Cover of Anna Carries Water

Anna Carries Water by Olive Senior, illustrated by Laura James (Tradewind Books) 

Written by Commonwealth Prize-winning author and Poet Laureate of Jamaica Olive Senior, Anna Carries Water is a powerful story about determination and perseverance. Every day in Jamaica, Anna fetches water from the spring, but she can’t carry it on her head like her older brothers and sisters. Her strength of character helps her overcome this challenge and her own fears.

 
Cover of The Ocean's Whisteblower

The Ocean’s Whistleblower: The Remarkable Life and Work of Daniel Pauly by David Grémillet (Greystone Books)

The New York Times has called Daniel Pauly “an iconoclastic fisheries scientist … who is so decidedly global in his life and outlook that he is nearly a man without a country.” Author David Grémillet has written Pauly’s first authorized biography, and shares the scientist’s extraordinary story, including his childhood in Paris after the Second World War, his escape to Germany, his political awakening in 1960s America, and his groundbreaking career as a trailblazing scientist.

 
Cover of On Account of Darkness

On Account of Darkness: Shining Light on Race and Sport by Ian Kennedy (Tidewater Press) 

A fascinating history of sports in Ontario’s multicultural Chatham-Kent region. On Account of Darkness combines thrilling victory stories with sports history and social commentary, resulting in a critical examination of systemic racism in North American sports.

 
Cover of Wayside Sang

Wayside Sang by Cecily Nicholson (Talonbooks)

Winner 2018 Governor General’s Literary Award for English-Language Poetry. Jacket2 has called Wayside Sang “border-erasing poetry … The history of racialized oppression is obviously complex enough on its own; work like Nicholson’s nevertheless sends us out to imagine both the deepest possible structures and extensions of human alienation, as well as the most personally affective forms such oppressions can take.”

 
Cover of When Morning Comes

When Morning Comes by Arushi Raina (Tradewind Books)

Set in South Africa in 1976, When Morning Comes combines the perspectives of four young Johannesburg residents living in its Black township, Soweto Zanele. The book explores the roots of the Soweto uprising and South African apartheid.

 
Cover of with/holding

with/holding by Chantal Gibson (Caitlin Press)

A moving collection of poems that serve as a follow up to Gibson’s acclaimed debut collection, How She Read. These latest poems offer an insightful critique of the representation of Blackness in communication media and pop culture.

 
Cover of Our Friend Joe

Our Friend Joe: The Joe Fortes Story by Lisa Anne Smith and Barbara Rogers (Ronsdale Press)

A fascinating biography of one of Vancouver’s most influential characters. Joe Fortes arrived to British Columbia in 1885 with little to his name. Soon, Fortes became a local legend, saving dozens of lives and teaching generations of Vancouver children how to swim during his time as a city lifeguard, swimming instructor, and special constable of English Bay beach.

 
Cover of Butter Honey Pig Bread

Butter Honey Pig Bread by Francesca Ekwuyasi (Arsenal Pulp Press)
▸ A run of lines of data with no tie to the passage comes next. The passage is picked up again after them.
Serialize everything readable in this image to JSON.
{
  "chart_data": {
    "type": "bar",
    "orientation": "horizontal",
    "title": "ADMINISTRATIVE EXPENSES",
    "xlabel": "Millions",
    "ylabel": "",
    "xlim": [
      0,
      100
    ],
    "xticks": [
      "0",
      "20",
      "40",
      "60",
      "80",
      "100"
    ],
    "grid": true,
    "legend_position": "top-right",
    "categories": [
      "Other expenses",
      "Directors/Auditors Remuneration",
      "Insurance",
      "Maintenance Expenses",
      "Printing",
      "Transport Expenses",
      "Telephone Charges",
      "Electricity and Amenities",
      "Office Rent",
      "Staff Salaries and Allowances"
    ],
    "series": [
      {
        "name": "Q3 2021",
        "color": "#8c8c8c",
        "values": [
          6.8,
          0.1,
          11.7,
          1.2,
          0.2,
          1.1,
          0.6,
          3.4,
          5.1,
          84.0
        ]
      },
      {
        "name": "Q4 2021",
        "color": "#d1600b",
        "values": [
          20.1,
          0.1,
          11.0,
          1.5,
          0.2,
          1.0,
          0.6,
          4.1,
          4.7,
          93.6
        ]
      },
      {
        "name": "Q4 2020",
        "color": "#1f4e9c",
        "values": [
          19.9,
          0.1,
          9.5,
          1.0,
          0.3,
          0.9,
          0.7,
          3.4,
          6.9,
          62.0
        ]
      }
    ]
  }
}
A finalist for last year’s CBC Canada Reads competition and a longlist finalist for the 2021 Scotiabank Giller Prize, Ekwuyasi’s novel has been celebrated far and wide. This moving story chronicles the lives of three Nigerian women from different generations, exploring themes of queer love, friendship, faith, and family.

 
Cover of 100 Days

100 Days by Juliane Okot Bitek (University of Alberta Press)

A poetry collection dedicated to recording the lingering effects of the Rwandan genocide. The collection weaves together the Ugandan Acholi oral tradition of the poet’s father with Anglican hymns, sounds of the African American Spiritual tradition, and the beats of spoken word and hip-hop.

 
Cover of Frying Plantain

Frying Plantain by Zalika Reid-Benta (House of Anansi)

Longlisted for the 2019 Scotiabank Giller Prize, Frying Plantain is a moving novel set in “Little Jamaica.” The novel explores the tension between mothers and daughters, the experiences of second-generation immigrants, and expressing Black identity in a predominantly white society.